I also found it ironic that Holmes complained Watson's books were penny dreadfuls with ridiculous plots when Mr. Holmes has more inconsistencies than any of Conan Doyle's works. For example (these are spoilerific, just FYI):

  • If he needs a brain/energy boost, why doesn't Holmes just take cocaine instead of traveling all the way to Japan for prickly ash?
  • I'm supposed to believe that Holmes, or anyone really, would let some random lady move in with them after knowing her for less than hour? Right. Totally. Not.
  • Holmes feels guilty for killing said woman, as if he failed to warn her about a bus veering down the road or something, but she didn't just die. She made the choice to kill herself. He was like, "Hey, don't kill yourself, you have a lot to live for," and she was like, "Oh, you're right, I won't," and then she decided to just go ahead and do it anyway. If anyone should feel bad, it should be her Awful Person husband. I find it very difficult to believe Holmes would feel so guilty about this that he'd give up detecting, even if the two of them shared some sort of instantaneous metaphysical connection. Which I think is improbable.
  • Throughout the whole movie there's a "mystery" about what's killing Holmes' bees. Then Roger gets stung and Holmes is like, "Oh, it must be wasps!" THE WASP NEST IS LITERALLY RIGHT OUTSIDE THE HOUSE. Like three feet, and it's freaking huge. He didn't notice a bunch of wasps flying around when he was out there ALL THE TIME?
  • The oddest thing in this movie is when Holmes writes to Mr. Umezaki to tell him that his father didn't just abandon him and his mother, but decided to become an asset for Mycroft and the War Office, where he served with distinction. This is, presumably, a fiction on Holmes' part meant to make Umezaki feel better. But would thinking your father left you to spy for the Allies who just dropped two atomic bombs on your country *really* make anyone feel better? "Your dad betrayed his country. Hope this helps!"

Visually, the Japan sections of the movie were the most striking, but they had zippo to do with anything else in the plot. Their main purpose was to underscore what I think of as the ungrieved-for dead–a term from Anne Roiphe's memoir Art and Madness that she uses to describe the zeitgeist that infused post-War America.
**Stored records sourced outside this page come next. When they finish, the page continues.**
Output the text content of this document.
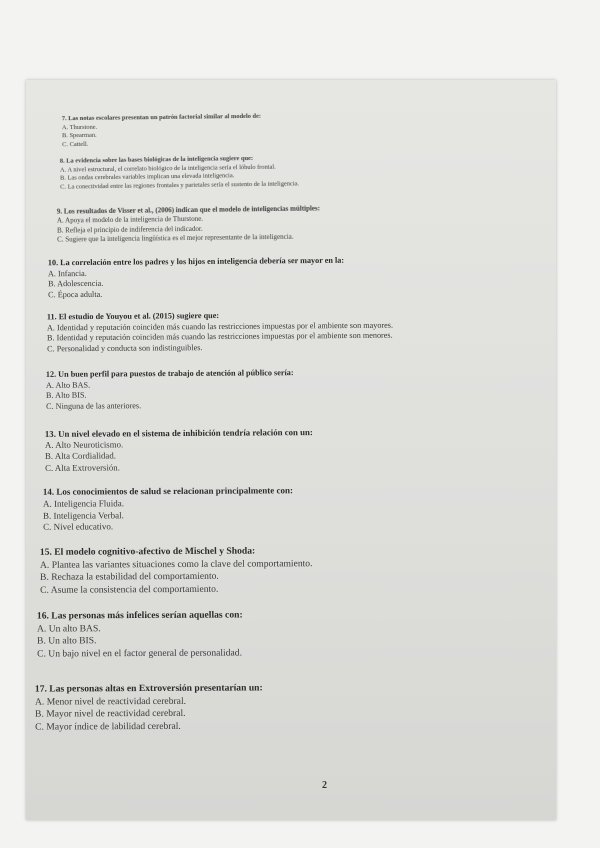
7. Las notas escolares presentan un patrón factorial similar al modelo de:
A. Thurstone.
B. Spearman.
C. Cattell.
8. La evidencia sobre las bases biológicas de la inteligencia sugiere que:
A. A nivel estructural, el correlato biológico de la inteligencia sería el lóbulo frontal.
B. Las ondas cerebrales variables implican una elevada inteligencia.
C. La conectividad entre las regiones frontales y parietales sería el sustento de la inteligencia.
9. Los resultados de Visser et al., (2006) indican que el modelo de inteligencias múltiples:
A. Apoya el modelo de la inteligencia de Thurstone.
B. Refleja el principio de indiferencia del indicador.
C. Sugiere que la inteligencia lingüística es el mejor representante de la inteligencia.
10. La correlación entre los padres y los hijos en inteligencia debería ser mayor en la:
A. Infancia.
B. Adolescencia.
C. Época adulta.
11. El estudio de Youyou et al. (2015) sugiere que:
A. Identidad y reputación coinciden más cuando las restricciones impuestas por el ambiente son mayores.
B. Identidad y reputación coinciden más cuando las restricciones impuestas por el ambiente son menores.
C. Personalidad y conducta son indistinguibles.
12. Un buen perfil para puestos de trabajo de atención al público sería:
A. Alto BAS.
B. Alto BIS.
C. Ninguna de las anteriores.
13. Un nivel elevado en el sistema de inhibición tendría relación con un:
A. Alto Neuroticismo.
B. Alta Cordialidad.
C. Alta Extroversión.
14. Los conocimientos de salud se relacionan principalmente con:
A. Inteligencia Fluida.
B. Inteligencia Verbal.
C. Nivel educativo.
15. El modelo cognitivo-afectivo de Mischel y Shoda:
A. Plantea las variantes situaciones como la clave del comportamiento.
B. Rechaza la estabilidad del comportamiento.
C. Asume la consistencia del comportamiento.
16. Las personas más infelices serían aquellas con:
A. Un alto BAS.
B. Un alto BIS.
C. Un bajo nivel en el factor general de personalidad.
17. Las personas altas en Extroversión presentarían un:
A. Menor nivel de reactividad cerebral.
B. Mayor nivel de reactividad cerebral.
C. Mayor índice de labilidad cerebral.
2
And everywhere in Mr. Holmes there are dead people, from Glass Harmonica Woman's dead kids, to the woman herself, to the housekeeper's dead husband (whom she talks about at length on randomly and apropos of nothing, e.g. Housekeeper: "Your dad wanted to join the RAF instead of working on cars." Roger: "Sorry I said you could barely read." Cool talk, bro?), to dead Watson and Mycroft. Holmes' challenge is just to remember them and acknowledge their loss.

The final scene of Mr. Holmes seems to draw a loose parallel between the woman who committed suicide and the dropping of the atomic bomb on Hiroshima, as well as Holmes' subsumed guilt over the act and deliberate (or perhaps self-preservational) amnesia. An interesting theme to explore, but why use Sherlock Holmes to do it? That's what really confuses me about this story. Holmes is a symbol of Victorian London. Why is he being employed as a stand-in for the War Generation? I honestly have no idea, but I think pairing Holmes with this theme was misplaced and did not serve either the character or the story. It would have been much more poignant and believable if he'd been an average old guy.

I will say on the positive side that Ian McKellen, Laura Linney, and Milo Parker were fantastic in this. McKellen really has that old man face nailed down. I was also relieved Holmes didn't die at the end–at least the filmmakers knew not to do that much.